Direct naar artikelinhoud

De hoofdschuldige: het ontoereikende openbaar vervoer

Het fileleed blijkt nog steeds niet groot genoeg om de Belg uit zijn auto te krijgen. De auto is zelfs nog populairder geworden, vooral om uit werken te gaan. Dat blijkt uit De Grote Mobiliteitsenquête van Touring en Febiac.

Het snelste vervoersmiddel? Dat moet u niet zoeken aan een of ander perron, maar gewoon in de garage. Daarvan zijn meer Belgen dan tien jaar geleden overtuigd. Na een rondvraag van mobiliteitsorganisaties eind vorig jaar bij 1.000 weggebruikers gaf 52 procent aan dat de auto voor hen de snelste manier is om zich van en naar het werk te begeven. In 2002, toen Touring en Febiac naar dezelfde ervaringen peilden, bleek dat slechts 31 procent.

Een opmerkelijke stijging, zeker als je weet dat in die dikke tien jaar de ellende op de weg niet bepaald kleiner is geworden. Touring Mobilis doopte 2013 nog tot recordjaar wat filelengtes betreft. En de fileduur moet daar niet veel voor onderdoen.

Waarom blijven Belgen dan toch koppig achter het stuur schuiven, en meer en langer rijden? Erg vinden we dat blijkbaar niet. De tevredenheidsscore stijgt zelfs lichtjes: van 6,8 tot 7 op 10. Zijn we na tien jaar geduldiger geworden misschien? "Dat speelt mee," meent Danny Smagghe (Touring), "maar ik denk vooral fatalistischer. Voor de meesten zijn er gewoon nog steeds geen goede alternatieven. Ze nemen de auto uit noodzaak." Uit de mobiliteitsenquête wordt openbaar vervoer door meer mensen als inëfficiënt en ontoereikend beschouwd. Preciezer: door 35 procent vandaag versus 22 procent in 2002.

Controle en comfort

Doodgraag willen de weggebruikers dat niet veranderen. Het geld dat geïnd wordt via autobelasting zien ze liever geïnvesteerd worden in het wegennet (59 procent) dan in trein, tram of bus (53 procent).

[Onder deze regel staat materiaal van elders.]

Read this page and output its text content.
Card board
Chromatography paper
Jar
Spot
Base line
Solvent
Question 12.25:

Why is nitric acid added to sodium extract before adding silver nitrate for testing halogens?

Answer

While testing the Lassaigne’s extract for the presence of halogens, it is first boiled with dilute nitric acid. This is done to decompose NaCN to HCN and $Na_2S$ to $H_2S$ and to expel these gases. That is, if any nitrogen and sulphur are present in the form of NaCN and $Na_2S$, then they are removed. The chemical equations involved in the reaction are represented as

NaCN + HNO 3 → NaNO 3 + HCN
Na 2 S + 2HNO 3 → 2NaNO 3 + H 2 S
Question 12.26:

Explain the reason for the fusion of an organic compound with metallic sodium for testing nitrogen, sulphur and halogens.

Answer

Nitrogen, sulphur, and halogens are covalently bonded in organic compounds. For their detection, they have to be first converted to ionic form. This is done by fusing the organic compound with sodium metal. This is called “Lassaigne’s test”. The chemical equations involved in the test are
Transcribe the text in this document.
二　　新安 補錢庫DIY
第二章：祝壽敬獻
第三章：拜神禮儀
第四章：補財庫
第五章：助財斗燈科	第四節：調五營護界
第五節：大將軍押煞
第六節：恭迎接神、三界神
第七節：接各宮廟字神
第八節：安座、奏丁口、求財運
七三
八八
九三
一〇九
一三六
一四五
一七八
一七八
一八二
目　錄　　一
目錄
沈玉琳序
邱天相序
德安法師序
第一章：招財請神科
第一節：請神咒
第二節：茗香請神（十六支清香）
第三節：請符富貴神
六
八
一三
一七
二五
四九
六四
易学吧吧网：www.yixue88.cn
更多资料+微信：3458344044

Verkeersexpert Willy Miermans (UHasselt) kan die redenering volgen. "De auto past gewoon beter bij onze complexe dagindeling. We leggen vooral korte afstanden af, en daarvoor is de wagen het makkelijkst, het flexibelst. Dat we door de jaren heen wat langer over die afstanden zijn gaan doen, nemen we erbij. Dat went ook."

Johan Demol, Miermans' collega aan de Universiteit Gent, benadrukt dat de files en wachttijden niet alleen de automobilisten, maar ook het openbaar vervoer aantasten. "Er zijn lang niet overal speciale rijvakken voor bussen en trams", zegt hij. Tel daar het gebrek aan pendelparkings in de rand bij en het feit dat je veel centra probleemloos in kunt rijden, en de keuze is voor veel mensen die de stad in moeten snel gemaakt. "Je moet een behoefte creëren om voor verandering te zorgen."

Aan de Universiteit Hasselt wijzen ze ook op het feit dat openbaar vervoer vandaag mogelijk minder goed gepercipieerd wordt dan tien jaar geleden. Het aanbod en de stiptheid worden meer op de korrel genomen, en dus door velen als onbetrouwbaar gezien, vermoedt verkeerspsycholoog Kris Brys.

Daarbij veroorzaken plotse vertragingen bij het openbaar vervoer meer ontevredenheid. "In de auto heb je een veel groter gevoel van controle en comfort", vult Demol aan. Ook de communicatie is er veel beter geworden. De gps-systemen vandaag geven je én meer info over de verkeerssituatie én alternatieven. "We zijn meer sluipwegen gaan ontdekken. Je hebt daardoor het gevoel dat je in beweging bent, vrijheid hebt. Al is het maar de vraag of het ook sneller gaat."

Kilometerheffing

Touring wijst zelf nog op de manieren die de Belgen aanhalen om de stadsmobiliteit te verbeteren. "Ze vragen vooral om positieve alternatieven, zoals thuiswerk en transitparkings, in plaats van auto-afradende maatregelen, zoals duurdere parkings en geknip in wegen, waarop de overheid de laatste tien jaar op heeft ingezet", zegt Smagghe.

Zowat een kwart is ook gewonnen voor een kilometerheffing, ter vervanging van de huidige verkeersbelasting.